Visa Profit Matches Estimates as U.S. Retail Sales Strengthen

Visa posted a fiscal fourth-quarter profit that matched analysts' estimates as U.S. retail spending strengthened.

Net income for the three months ended Sept. 30 fell 28 percent to $1.19 billion, or $1.85 a share, from $1.66 billion, or $2.47, a year earlier, the Foster City, California-based company said today in a statement. That equaled the average estimate of 31 analysts surveyed by Bloomberg. Results for the fourth quarter of 2012 were helped by a $627 million tax adjustment.

Retail sales in the U.S., where Visa gets more than half its revenue, rose toward the end of the quarter as September's 0.4 percent gain in purchases excluding vehicles followed a 0.1 percent increase in August. Chief Executive Officer Charlie Scharf also has pushed to expand abroad, particularly in emerging economies, where most spending is still done with cash.

"We continued investing in high-growth regions of the world, in products and technology to drive our performance, while maintaining disciplined expense control," Scharf, 48, said in the statement. "We also have been consistent and decisive in returning excess cash to shareholders and maintain this commitment."

Visa fell 0.2 percent to $203.82 at 4 p.m. in New York. The shares have increased 34 percent this year, outpacing the 19 percent advance for the 30-company Dow Jones Industrial Average.

Visa, which has returned more than $15 billion to investors since its 2008 initial public offering, increased the quarterly dividend 21 percent to 40 cents last week.

"There's still a lot more to do considering how much excess cash this company has on its balance sheet," Jason Kupferberg, an analyst at Jefferies Group LLC, said in an interview before results were announced.
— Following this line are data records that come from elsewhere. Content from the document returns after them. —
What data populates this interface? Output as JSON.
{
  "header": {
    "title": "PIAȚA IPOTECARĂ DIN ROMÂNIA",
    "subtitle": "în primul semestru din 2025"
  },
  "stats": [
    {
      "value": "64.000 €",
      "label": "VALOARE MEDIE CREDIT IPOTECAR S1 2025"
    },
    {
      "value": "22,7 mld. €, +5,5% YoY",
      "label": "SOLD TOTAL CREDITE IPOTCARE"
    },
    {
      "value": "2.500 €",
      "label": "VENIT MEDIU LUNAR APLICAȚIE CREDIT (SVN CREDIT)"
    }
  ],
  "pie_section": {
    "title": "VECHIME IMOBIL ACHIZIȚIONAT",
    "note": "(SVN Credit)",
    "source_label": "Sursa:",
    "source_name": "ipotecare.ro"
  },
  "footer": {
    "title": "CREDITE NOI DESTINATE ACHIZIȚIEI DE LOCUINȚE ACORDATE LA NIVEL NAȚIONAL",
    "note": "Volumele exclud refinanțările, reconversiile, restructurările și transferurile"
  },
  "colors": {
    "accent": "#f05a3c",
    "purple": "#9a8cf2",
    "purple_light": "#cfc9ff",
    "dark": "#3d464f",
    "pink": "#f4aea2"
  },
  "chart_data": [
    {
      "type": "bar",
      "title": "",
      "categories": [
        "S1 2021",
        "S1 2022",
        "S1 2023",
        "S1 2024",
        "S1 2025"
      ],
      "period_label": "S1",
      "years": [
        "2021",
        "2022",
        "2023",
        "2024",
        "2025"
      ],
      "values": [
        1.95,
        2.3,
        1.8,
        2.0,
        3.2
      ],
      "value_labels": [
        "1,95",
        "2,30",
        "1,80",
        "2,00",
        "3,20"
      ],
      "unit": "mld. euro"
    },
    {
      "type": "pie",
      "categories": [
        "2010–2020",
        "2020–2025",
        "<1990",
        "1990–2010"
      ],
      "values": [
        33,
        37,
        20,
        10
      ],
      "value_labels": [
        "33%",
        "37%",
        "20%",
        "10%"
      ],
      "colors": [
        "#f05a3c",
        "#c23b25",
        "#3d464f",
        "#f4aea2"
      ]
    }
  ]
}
American Express Co., the biggest credit-card issuer by purchases and operator of the third-largest U.S. payments network, said Oct. 16 that quarterly profit rose 9.3 percent to $1.37 billion on higher spending worldwide. Discover Financial Services, the No. 4 network, said last week that net income declined 6.9 percent as the company increased the amount of money set aside to cover future loan losses.

MasterCard Inc., the second-biggest payments network by processed transactions, is scheduled to announce results before U.S. markets open tomorrow. The Purchase, New York-based company may report that third-quarter net income rose 9 percent to $841.4 million from a year earlier, according to the average estimate of 21 analysts in a Bloomberg survey.

Visa, MasterCard and the biggest U.S. banks are awaiting approval of a multibillion-dollar settlement over fees charged to merchants when consumers pay with credit cards. The decision by U.S. District Judge John Gleeson in Brooklyn, New York, could end an eight-year legal battle pitting the financial firms against retailers including Wal-Mart Stores Inc.